Das ist der Preis den sie zahlt, aber das ist ihr lieber ist als Konflikte.
Als ich selber krank war, hat meine Mutter meine Ängste überhaupt nicht verstanden. Sie meinte, ich solle mich nicht so anstellen, ich sei ja nicht alleine, hätte einen Mann an meiner Seite. Da sei ja alles nicht so schlimm.
Ich musste schlucken als ich das las. Wahnsinn.
An dem Punkt war meine Mutter schon für mich da.
Zumindest körperlich und materiell.
Sie wusste aus eigener Erfahrung wie es ist depressiv zu sein und seinen Alltag nicht mehr geregelt zu bekommen, kam dann und hat mich mit Haushalt und Kind etwas unterstützt. Aber auf der emotionalen Ebene hatte ich keinerlei Hilfe...im Gegenteil.
Das Thema wurde totgeschwiegen. Wie auch anders, sie hatte ja ihre Probleme auch nie gelöst, ist immer weggelaufen und hat diese Muster an uns Kinder weitergegeben. Als ich mal auf das Thema Suizid kam (weil ich solche Gedanken hatte und ehrlich geäussert habe) meinte sie eiskalt und ohne jedes Mitgefühl: naja; das kann auch Rache sein, nach dem Motto: wenn ihr alle an meinem (als Rudylines) Grab steht werdet ihr schon sehen was ihr davon habt. Keine Regung, kein in den Arm nehmen und fragen wie kann ich dir helfen, kein ich liebe dich...nichts.
Nur Eiseskälte.
Erst als sie selber, zum wiederholten Male, an Krebs erkrankte, verstand sie meine Ängste. Zumindest hat sie das einer Zimmergenossin erzählt, als sie zur Chemotherapie in der Klinik war. Sie hätte sich mir gegenüber komplett falsch verhalten, das wisse sie nun. Mit mir selber hat sie aber darüber nie gesprochen. Das war mir auch nicht mehr so wichtig.
Wow. Siehste, nicht mal das hat meine Mutter getan (s.o.)
Niemals würde sie offen zugeben einen "Fehler" gemacht zu haben. Ich setze Fehler extra in "..." weil die meisten Menschen ja nicht bewusst und vorsätzlich verletzen wollen, sondern es aus ihren eigenen Verletzungen und ihrer Unbewusstheit heraus tun. Von daher habe ich ihr vieles verziehen was mir in der Kindheit arg zugesetzt hat, weil ich in der Erziehung meines Sohnes (leider!) vieles wiederholt habe und dadurch Verständnis für sie bekam.

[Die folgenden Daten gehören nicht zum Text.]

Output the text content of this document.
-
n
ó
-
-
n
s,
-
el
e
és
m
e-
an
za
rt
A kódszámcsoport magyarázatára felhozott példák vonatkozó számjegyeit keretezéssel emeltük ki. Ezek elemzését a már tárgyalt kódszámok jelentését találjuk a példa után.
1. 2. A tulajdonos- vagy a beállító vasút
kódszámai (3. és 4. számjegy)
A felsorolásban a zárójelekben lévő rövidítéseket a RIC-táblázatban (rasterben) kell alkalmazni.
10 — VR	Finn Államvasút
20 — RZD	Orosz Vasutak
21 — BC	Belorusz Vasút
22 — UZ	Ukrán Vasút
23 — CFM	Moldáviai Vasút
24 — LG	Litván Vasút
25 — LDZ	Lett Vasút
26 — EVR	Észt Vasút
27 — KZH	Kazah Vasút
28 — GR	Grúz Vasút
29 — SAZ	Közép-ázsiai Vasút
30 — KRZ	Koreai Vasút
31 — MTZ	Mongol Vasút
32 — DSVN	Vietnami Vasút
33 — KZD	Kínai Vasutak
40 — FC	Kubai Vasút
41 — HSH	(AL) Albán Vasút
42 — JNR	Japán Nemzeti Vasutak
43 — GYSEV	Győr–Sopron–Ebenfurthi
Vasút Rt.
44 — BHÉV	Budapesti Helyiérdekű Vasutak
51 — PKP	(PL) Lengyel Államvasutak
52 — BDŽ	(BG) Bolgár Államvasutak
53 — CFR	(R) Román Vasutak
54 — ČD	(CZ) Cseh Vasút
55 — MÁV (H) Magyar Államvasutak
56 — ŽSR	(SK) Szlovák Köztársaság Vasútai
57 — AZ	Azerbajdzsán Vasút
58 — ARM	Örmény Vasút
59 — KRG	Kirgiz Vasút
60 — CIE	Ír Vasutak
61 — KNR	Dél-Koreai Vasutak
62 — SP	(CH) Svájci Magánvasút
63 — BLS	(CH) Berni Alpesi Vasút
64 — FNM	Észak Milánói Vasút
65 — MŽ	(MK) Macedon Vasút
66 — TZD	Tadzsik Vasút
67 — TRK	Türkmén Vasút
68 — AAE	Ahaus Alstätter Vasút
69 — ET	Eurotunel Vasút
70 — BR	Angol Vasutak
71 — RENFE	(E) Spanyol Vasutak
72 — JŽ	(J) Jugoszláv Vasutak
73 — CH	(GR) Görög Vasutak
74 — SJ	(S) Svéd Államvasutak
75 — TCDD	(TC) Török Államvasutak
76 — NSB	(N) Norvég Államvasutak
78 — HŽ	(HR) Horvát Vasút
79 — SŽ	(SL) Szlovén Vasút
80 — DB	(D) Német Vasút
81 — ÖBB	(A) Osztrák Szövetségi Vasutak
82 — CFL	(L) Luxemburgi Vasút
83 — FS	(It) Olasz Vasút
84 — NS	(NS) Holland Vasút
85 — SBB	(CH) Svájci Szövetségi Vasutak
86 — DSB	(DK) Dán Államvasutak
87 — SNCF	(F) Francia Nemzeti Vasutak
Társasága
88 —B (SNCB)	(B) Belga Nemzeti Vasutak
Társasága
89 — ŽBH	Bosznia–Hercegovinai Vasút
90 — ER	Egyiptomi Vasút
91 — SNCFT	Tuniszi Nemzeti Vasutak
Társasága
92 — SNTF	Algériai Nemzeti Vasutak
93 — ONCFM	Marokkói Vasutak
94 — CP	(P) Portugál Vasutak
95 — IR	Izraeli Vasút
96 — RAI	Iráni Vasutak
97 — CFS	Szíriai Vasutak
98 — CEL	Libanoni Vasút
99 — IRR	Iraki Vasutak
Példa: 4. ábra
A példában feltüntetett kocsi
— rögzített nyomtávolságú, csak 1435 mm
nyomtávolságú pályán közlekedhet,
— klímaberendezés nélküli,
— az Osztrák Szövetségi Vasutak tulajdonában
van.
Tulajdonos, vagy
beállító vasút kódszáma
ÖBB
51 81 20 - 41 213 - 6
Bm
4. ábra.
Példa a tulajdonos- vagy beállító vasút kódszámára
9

Aber als dann unsere aktuellen Konflikte kamen wollte und konnte ich nicht mehr schweigen und habe um klärende Gespräche gebeten. Habe mir die Finger wund geschrieben (reden wollte sie ja nicht) aber es kamen immer nur Vorwürfe, Ausflüchte und nichtssagende Zeilen zurück.
Und nachdem dann nach einem Jahr das besagte Gespräch mit dem Betreuer stattfand habe ich aufgegeben, abgeschlossen. Wollte mich nicht mehr melden. Aber von ihr kam noch einmal eine wirklich bösartige verletztende Karte die mir sehr zugesetzt hat. Ich habe ihr geschrieben, dass sie beim Gespräch alles hätte sagen können (da hatte sie ja fast nur geschwiegen und gesagt mit mir könne man nicht reden)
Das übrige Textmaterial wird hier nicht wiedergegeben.